Sekitar 20 orang dirawat di rumah sakit lapangan yang didirikan untuk mengatasi luka-luka dari kerusuhan malam paling signifikan di kota selama bertahun-tahun.

"Masyarakat internasional perlu memberikan perlindungan bagi Palestina dan secara khusus mendesak pemerintahan Biden untuk menekan Israel agar menghentikan serangannya agar masalah tidak mencapai tahap yang tidak dapat dikendalikan," tutur juru bicara Presiden Otoritas Palestina Mahmoud Abbas.

Seruan internasional

Terpisah, dunia internasional menyerukan kerpihatinan dan meminta semua pihak menahan diri, terkait dengan bentrokan Israel - Palestina baru-baru ini. 

Juru Bicara Departemen Luar Negeri Amerika Serikat Ned Price mengatakan pada Hari Jumat, Amerika Serikat sangat prihatin tentang konfrontasi yang sedang berlangsung" di Yerusalem.

"Kami menyerukan kepada para pejabat Israel dan Palestina untuk bertindak tegas untuk meredakan ketegangan dan menghentikan kekerasan," kata Price dalam sebuah pernyataan. 

"Sangat penting bahwa semua pihak menahan diri, menahan diri dari tindakan provokatif dan retorika, dan melestarikan status quo bersejarah di Haram al-Sharif Temple Mount dalam kata dan praktik," sambungnya.

Utusan dari empat entitas, Rusia, Amerika Serikat, Uni Eropa dan Perserikatan Bangsa-Bangsa, yang terlibat dalam mediasi perdamaian antara Palestina dan Israel, 'memantau situasi dengan cermat' sebut Kantor Koordinator Khusus PBB untuk Timur Tengah kata dalam sebuah pernyataan.

"Para Utusan mencatat dengan keprihatinan serius kemungkinan penggusuran keluarga Palestina dari rumah tempat mereka tinggal selama beberapa generasi di lingkungan Sheikh Jarrah dan Silwan di Yerusalem Timur dan menyuarakan penentangan terhadap tindakan sepihak, yang hanya akan meningkatkan lingkungan yang sudah tegang," kata pernyataan itu.

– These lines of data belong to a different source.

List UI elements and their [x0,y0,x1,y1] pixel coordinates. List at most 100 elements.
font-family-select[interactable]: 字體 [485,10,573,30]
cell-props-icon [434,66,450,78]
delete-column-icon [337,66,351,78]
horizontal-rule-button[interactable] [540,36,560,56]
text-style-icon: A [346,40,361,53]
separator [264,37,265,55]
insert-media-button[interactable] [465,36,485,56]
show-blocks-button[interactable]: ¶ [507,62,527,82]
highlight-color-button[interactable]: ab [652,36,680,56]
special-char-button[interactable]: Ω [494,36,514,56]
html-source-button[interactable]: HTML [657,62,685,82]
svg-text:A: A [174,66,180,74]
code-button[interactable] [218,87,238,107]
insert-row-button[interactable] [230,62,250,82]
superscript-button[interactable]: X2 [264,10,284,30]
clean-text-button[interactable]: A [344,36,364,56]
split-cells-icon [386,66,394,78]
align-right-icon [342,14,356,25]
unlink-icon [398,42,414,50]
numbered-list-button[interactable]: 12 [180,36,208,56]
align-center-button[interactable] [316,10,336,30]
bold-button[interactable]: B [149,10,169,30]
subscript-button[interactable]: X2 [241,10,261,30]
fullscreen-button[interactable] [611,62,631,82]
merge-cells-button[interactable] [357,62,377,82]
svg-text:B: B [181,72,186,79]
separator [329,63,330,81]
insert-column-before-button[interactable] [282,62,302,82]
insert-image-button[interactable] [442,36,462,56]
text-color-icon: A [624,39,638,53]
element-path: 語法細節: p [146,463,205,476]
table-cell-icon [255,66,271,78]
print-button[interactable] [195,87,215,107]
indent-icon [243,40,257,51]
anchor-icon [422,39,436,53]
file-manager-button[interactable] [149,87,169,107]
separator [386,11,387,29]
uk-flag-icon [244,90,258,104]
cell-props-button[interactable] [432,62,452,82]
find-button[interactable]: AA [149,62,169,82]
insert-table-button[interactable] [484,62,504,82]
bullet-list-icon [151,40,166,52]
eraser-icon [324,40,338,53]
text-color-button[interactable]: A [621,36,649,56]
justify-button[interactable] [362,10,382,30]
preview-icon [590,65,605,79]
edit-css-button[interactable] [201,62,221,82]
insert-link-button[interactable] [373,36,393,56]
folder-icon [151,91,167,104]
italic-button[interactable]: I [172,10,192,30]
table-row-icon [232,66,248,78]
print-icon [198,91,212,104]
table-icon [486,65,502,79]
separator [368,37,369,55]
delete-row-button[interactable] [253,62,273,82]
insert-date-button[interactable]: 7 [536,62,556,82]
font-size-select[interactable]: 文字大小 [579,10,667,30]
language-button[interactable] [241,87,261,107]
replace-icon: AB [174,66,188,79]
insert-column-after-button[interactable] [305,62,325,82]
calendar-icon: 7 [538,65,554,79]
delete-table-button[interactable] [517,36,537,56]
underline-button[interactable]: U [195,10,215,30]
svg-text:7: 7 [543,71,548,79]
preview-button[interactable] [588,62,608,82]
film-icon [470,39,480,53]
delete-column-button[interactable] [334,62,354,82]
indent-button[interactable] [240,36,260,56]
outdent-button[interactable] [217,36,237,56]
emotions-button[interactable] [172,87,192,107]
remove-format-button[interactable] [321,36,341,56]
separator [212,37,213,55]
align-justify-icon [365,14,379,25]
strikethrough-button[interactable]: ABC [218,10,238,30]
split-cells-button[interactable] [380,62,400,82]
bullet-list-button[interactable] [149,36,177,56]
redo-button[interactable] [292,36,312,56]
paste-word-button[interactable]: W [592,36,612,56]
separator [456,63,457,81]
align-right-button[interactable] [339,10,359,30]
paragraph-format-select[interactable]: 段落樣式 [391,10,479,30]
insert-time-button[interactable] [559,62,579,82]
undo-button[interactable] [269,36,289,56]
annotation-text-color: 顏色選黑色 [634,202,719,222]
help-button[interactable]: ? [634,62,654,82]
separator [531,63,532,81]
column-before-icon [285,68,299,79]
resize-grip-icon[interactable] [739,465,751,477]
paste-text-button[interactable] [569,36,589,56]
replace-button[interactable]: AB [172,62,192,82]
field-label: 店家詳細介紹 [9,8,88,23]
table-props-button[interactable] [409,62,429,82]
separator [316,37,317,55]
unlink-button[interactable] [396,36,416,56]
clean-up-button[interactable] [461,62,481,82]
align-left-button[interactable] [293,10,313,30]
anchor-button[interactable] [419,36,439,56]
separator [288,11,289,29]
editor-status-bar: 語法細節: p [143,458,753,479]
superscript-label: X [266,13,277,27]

Komisi Uni Eropa juga mengutuk kekerasan tersebut dan menyatakan keprihatinan tentang kemungkinan penggusuran.

"Tindakan semacam itu ilegal di bawah hukum humaniter internasional dan hanya memicu ketegangan di lapangan," tukas Peter Stano, juru bicara utama Komisi Uni Eropa untuk Kebijakan Luar Negeri dan Keamanan, dalam sebuah pernyataan.